Dipo mengaku prihatin terhadap kondisi ini dimana anak menjadi amanah kepala sekolah gara-gara orang tua tidak mampu membayar SPP anaknya. “Kalau dia (anak) melanggar tatib sekolah kan tatib sekolah jelas sanksinya. Jadi, menurut saya dengan menghukum dengan cara push up bisa mempermalukan anak dan anak bisa dapat tekanan sosial secara psikis," paparnya.

Komisioner Komisi Perlindungan Anak Indonesia (KPAI) Retno Listyarti mengkritik tindakan sekolah yang menghukum GN siswi SD dengan menyuruh seratus kali push up karena belum melunasi SPP. Tindakan sekolah ini sebagai bentuk kekerasan fisik dan psikis, berpotensi kuat melanggar pasal 76-C UU No 35 tahun 2014 tentang perlindungan anak,” kata Retno.
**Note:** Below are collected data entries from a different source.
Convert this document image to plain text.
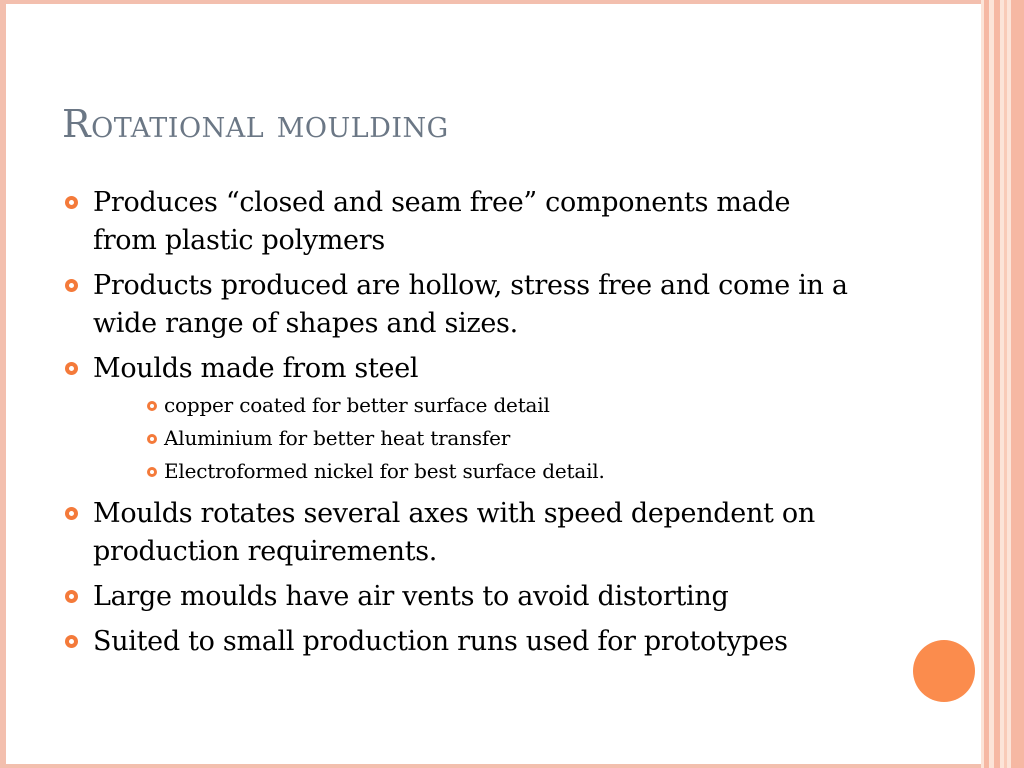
Rotational moulding
Produces “closed and seam free” components made from plastic polymers
Products produced are hollow, stress free and come in a wide range of shapes and sizes.
Moulds made from steel
copper coated for better surface detail
Aluminium for better heat transfer
Electroformed nickel for best surface detail.
Moulds rotates several axes with speed dependent on production requirements.
Large moulds have air vents to avoid distorting
Suited to small production runs used for prototypes
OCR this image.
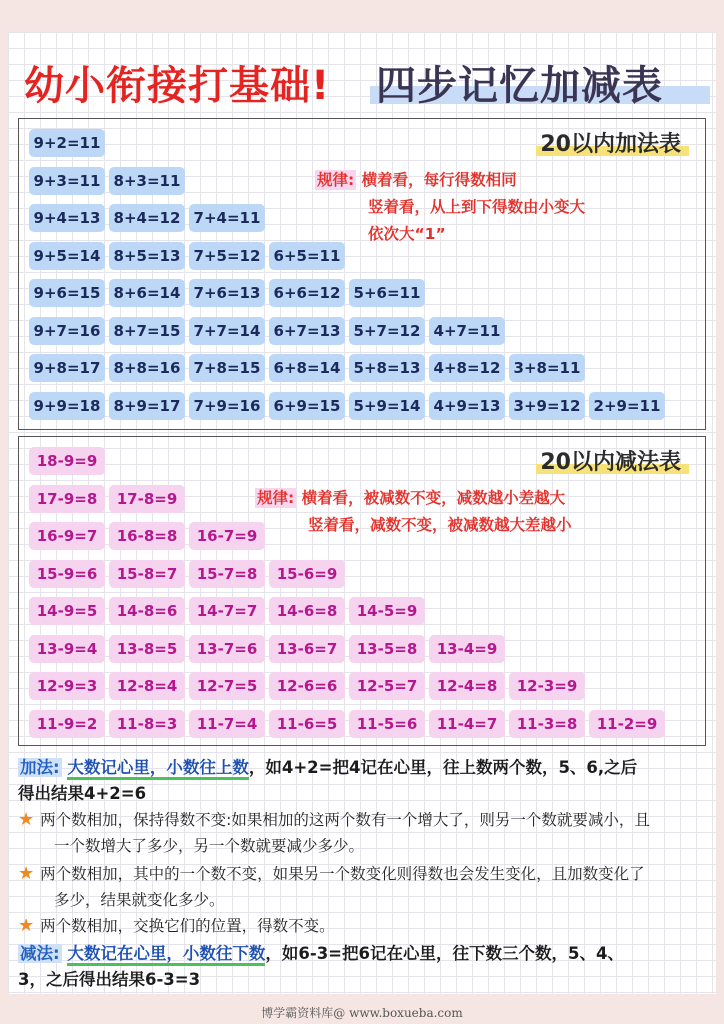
幼小衔接打基础! 四步记忆加减表
20以内加法表
规律: 横着看，每行得数相同
竖着看，从上到下得数由小变大
依次大“1”
9+2=11
9+3=11 8+3=11
9+4=13 8+4=12 7+4=11
9+5=14 8+5=13 7+5=12 6+5=11
9+6=15 8+6=14 7+6=13 6+6=12 5+6=11
9+7=16 8+7=15 7+7=14 6+7=13 5+7=12 4+7=11
9+8=17 8+8=16 7+8=15 6+8=14 5+8=13 4+8=12 3+8=11
9+9=18 8+9=17 7+9=16 6+9=15 5+9=14 4+9=13 3+9=12 2+9=11
20以内减法表
规律: 横着看，被减数不变，减数越小差越大
竖着看，减数不变，被减数越大差越小
18-9=9
17-9=8	17-8=9
16-9=7	16-8=8	16-7=9
15-9=6	15-8=7	15-7=8	15-6=9
14-9=5	14-8=6	14-7=7	14-6=8	14-5=9
13-9=4	13-8=5	13-7=6	13-6=7	13-5=8	13-4=9
12-9=3	12-8=4	12-7=5	12-6=6	12-5=7	12-4=8	12-3=9
11-9=2	11-8=3	11-7=4	11-6=5	11-5=6	11-4=7	11-3=8	11-2=9
加法: 大数记心里，小数往上数，如4+2=把4记在心里，往上数两个数，5、6,之后
得出结果4+2=6
★ 两个数相加，保持得数不变:如果相加的这两个数有一个增大了，则另一个数就要减小，且
一个数增大了多少，另一个数就要减少多少。
★ 两个数相加，其中的一个数不变，如果另一个数变化则得数也会发生变化，且加数变化了
多少，结果就变化多少。
★ 两个数相加，交换它们的位置，得数不变。
减法: 大数记在心里，小数往下数，如6-3=把6记在心里，往下数三个数，5、4、
3，之后得出结果6-3=3
博学霸资料库@ www.boxueba.com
Selain itu, kata Retno, anak tersebut juga bisa tertekan karena merasa direndahkan dan dipermalukan di lingkungan sekolah. Padahal, guru sekolah tahu bila orang tua GN belum mampu membayar. “Jadi sepatutnya, jika ada anak yang belum bayar SPP, maka sekolah tidak berhak melakukan semua itu, anak harus tetap mendapatkan haknya atas pendidikan, seperti mengikuti pembelajaran, ujian,” papar Retno.

Apabila orang tua belum melunasi SPP, menurut Retno, maka sekolah tidak boleh menghukum sang anak. “Sekolah bisa berkomunikasi langsung dengan para ortu siswa, bukan siswanya yang ditekan dan diperlakukan seperti itu,” ujar dia.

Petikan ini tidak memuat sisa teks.